The term Multiple Symmetric Lipomatosis (MSL) describes a heterogeneous group of rare monogenic disorders and multifactorial conditions, characterized by upper-body adipose masses. Biallelic variants in LIPE encoding hormone sensitive lipase (HSL), a key lipolytic enzyme, were implicated in three families worldwide. We aimed to further delineate LIPE-related clinical features and pathophysiological determinants.

Methods

A gene panel was used to identify pathogenic variants. The disease features were reviewed at the French lipodystrophy reference center.

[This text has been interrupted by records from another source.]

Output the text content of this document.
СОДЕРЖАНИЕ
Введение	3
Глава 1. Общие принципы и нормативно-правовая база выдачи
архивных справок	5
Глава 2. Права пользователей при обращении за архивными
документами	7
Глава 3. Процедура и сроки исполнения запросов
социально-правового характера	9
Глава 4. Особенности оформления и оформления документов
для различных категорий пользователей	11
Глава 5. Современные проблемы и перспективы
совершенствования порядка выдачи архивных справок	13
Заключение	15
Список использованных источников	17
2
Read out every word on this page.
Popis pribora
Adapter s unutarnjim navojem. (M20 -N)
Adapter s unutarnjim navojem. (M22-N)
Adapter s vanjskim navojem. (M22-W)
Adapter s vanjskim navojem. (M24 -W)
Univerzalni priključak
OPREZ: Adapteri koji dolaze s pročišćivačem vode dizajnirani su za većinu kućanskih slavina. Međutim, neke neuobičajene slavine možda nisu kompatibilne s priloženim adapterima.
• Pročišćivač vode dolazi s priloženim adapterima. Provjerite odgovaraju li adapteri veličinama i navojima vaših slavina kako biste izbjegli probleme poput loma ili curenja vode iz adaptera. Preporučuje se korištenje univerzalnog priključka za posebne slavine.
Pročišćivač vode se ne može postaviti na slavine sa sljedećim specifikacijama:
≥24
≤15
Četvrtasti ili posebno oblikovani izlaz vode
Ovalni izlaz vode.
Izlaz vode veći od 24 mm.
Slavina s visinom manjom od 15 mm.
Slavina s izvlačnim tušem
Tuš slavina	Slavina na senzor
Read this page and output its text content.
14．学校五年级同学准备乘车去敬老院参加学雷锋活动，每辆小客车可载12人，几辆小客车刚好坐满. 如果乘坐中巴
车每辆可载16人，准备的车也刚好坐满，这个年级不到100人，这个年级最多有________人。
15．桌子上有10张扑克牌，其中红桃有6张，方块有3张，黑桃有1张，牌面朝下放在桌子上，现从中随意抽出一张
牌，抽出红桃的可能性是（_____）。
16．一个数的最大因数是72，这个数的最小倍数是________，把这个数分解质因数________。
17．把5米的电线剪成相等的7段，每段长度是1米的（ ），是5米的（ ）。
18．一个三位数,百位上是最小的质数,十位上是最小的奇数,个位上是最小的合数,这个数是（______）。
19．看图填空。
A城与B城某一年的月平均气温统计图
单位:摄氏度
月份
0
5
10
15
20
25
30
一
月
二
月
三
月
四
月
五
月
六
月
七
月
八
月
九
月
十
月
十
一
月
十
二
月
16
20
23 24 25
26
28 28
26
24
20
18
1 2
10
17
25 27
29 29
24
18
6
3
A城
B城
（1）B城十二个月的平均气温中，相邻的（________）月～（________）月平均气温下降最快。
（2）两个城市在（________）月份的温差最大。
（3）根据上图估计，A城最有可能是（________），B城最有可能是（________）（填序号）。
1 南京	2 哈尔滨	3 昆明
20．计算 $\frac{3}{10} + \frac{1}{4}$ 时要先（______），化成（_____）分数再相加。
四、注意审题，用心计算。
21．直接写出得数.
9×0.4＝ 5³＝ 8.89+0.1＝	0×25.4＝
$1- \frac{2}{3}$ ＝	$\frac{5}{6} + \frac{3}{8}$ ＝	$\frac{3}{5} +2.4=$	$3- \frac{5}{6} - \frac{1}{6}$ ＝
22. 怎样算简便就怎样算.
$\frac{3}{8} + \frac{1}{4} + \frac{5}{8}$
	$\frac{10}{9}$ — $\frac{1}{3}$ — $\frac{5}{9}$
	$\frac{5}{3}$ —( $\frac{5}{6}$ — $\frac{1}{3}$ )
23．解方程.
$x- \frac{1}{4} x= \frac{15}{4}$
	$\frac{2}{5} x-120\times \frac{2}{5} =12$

The immunohistological, ultrastructural, and protein expression characteristics of lipomatous tissue were determined in surgical samples from one patient. The functional impact of variants was investigated by developing a model of adipose stem cells (ASCs) isolated from lipomatous tissue.

Results

We identified new biallelic LIPE null variants in three unrelated patients referred for MSL and/or partial lipodystrophy. The hallmarks of the disease, appearing in adulthood, included lower-limb lipoatrophy, upper-body and abdominal pseudolipomatous masses, diabetes and/or insulin resistance, hypertriglyceridemia, liver steatosis, high blood pressure, and neuromuscular manifestations. Ophthalmological investigations revealed numerous auto-fluorescent drusen-like retinal deposits in all patients. Lipomatous tissue and patient ASCs showed loss of HSL and decreased expression of adipogenic and mature adipocyte markers. LIPE-mutated ASCs displayed impaired adipocyte differentiation, decreased insulin response, defective lipolysis, and mitochondrial dysfunction.

Conclusions

Biallelic LIPE null variants result in a multisystemic disease requiring multidisciplinary care. Loss of HSL expression impairs adipocyte differentiation, consistent with the lipodystrophy/MSL phenotype and associated metabolic complications. Detailed ophthalmological examination could reveal retinal damage, further pointing to the nervous tissue as an important disease target.